Today, there are over 200 in the park. On 15th October 1992, Shamwari was officially opened, and an Animal Rescue and Educational program was launched, in partnership with the Born Free Foundation to home rescued big cats from captivity. Over time Shamwari grew and established itself and by the year 2000, the Reserve was large enough and stocked sufficiently to support large predators. A dedicated and systematic re-introduction program was launched and finally in October 2000, the first lions were brought back to the Eastern Cape and released at Shamwari to fulfil a dream.
Today over 5000 game range freely, having been bred and/or re-introduced into Shamwari, now a Game Reserve stretching over 25000 ha.
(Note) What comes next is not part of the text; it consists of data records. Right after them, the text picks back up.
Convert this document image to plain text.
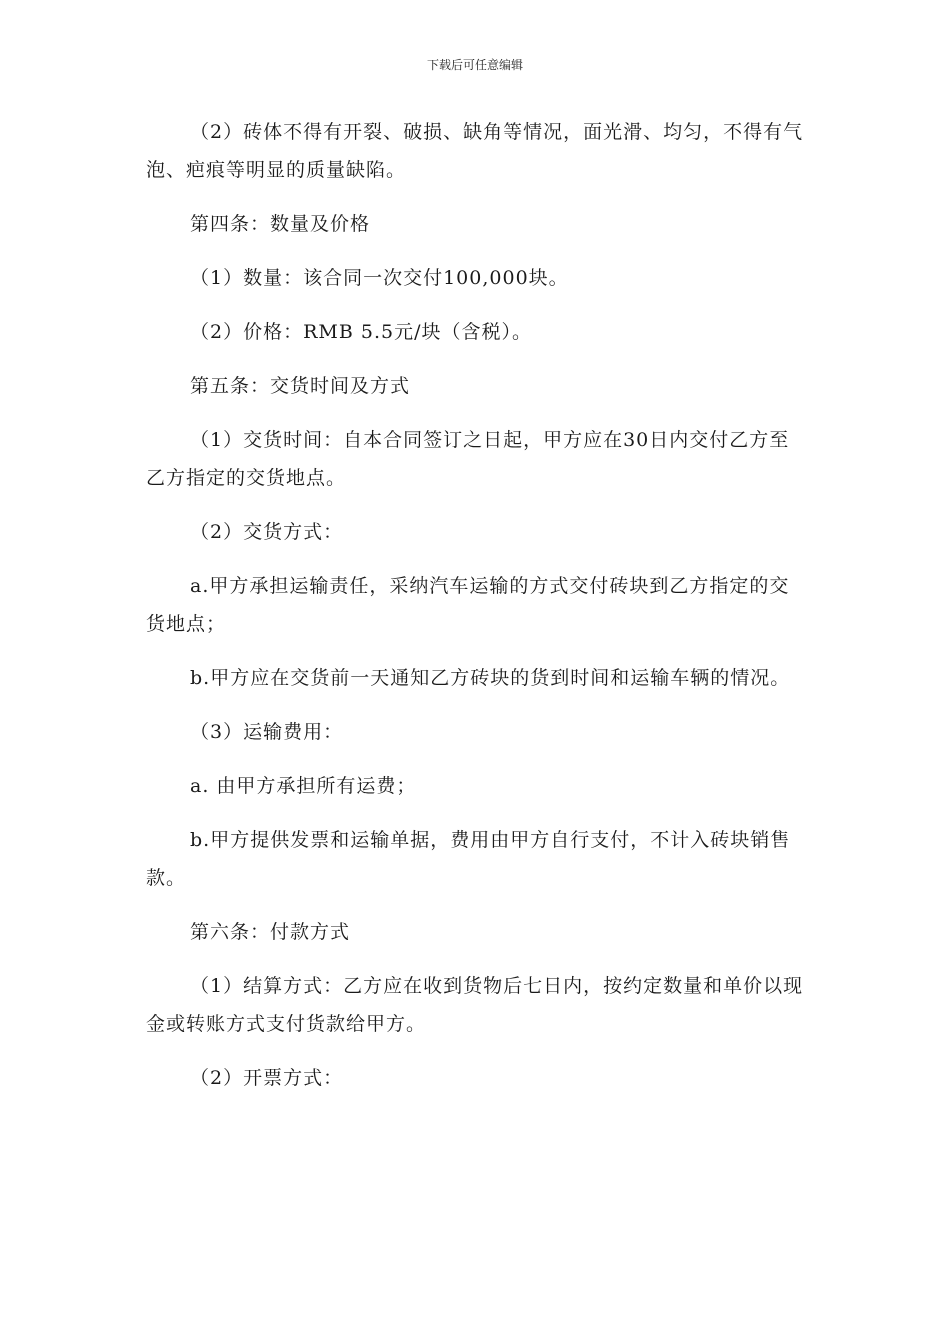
下载后可任意编辑

（2）砖体不得有开裂、破损、缺角等情况，面光滑、均匀，不得有气泡、疤痕等明显的质量缺陷。

第四条：数量及价格

（1）数量：该合同一次交付100,000块。

（2）价格：RMB 5.5元/块（含税）。

第五条：交货时间及方式

（1）交货时间：自本合同签订之日起，甲方应在30日内交付乙方至乙方指定的交货地点。

（2）交货方式：

a.甲方承担运输责任，采纳汽车运输的方式交付砖块到乙方指定的交货地点；

b.甲方应在交货前一天通知乙方砖块的货到时间和运输车辆的情况。

（3）运输费用：

a. 由甲方承担所有运费；

b.甲方提供发票和运输单据，费用由甲方自行支付，不计入砖块销售款。

第六条：付款方式

（1）结算方式：乙方应在收到货物后七日内，按约定数量和单价以现金或转账方式支付货款给甲方。

（2）开票方式：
Conservation volunteers live in any one of our three varying accommodation facilities which have dining and common and/or lounge areas, and most of the time, you will be hosted in an area locally known as Madolos, which is on the wildlife breeding area of the Shamwari Wildlife and Conservation department, but is predator-free allowing for total freedom for volunteers. General game including zebra, kudu and waterbuck can be found along with buffalo on the adjoining property. Shared rooms with twin beds or three beds (if in tented accommodation). Plunge pool, DVD facilities, Internet access (you have to buy WIFI vouchers) with shared computer for volunteers, outdoor boma and fireplace available at Madolos. Although any room or facility changes are averted, participants may be moved during their stay.
Three meals are provided on a daily basis. Meals will either be served at the facility itself or taken as a pre-packed serving, depending on planned or as result of unscheduled activities. Vegetarians and other dietary requirements can be catered for, if notified in advance. Cooked breakfasts are served once weekly – generally Fridays. Meals are prepared with exposing participants to an array of local dishes in mind and are generally taken on a self-service basis with the option of juice, tea or coffee. Still and spring bottled water is available for purchase from local trading stores.
Volunteers can join year-round from 2 to 12 weeks in duration.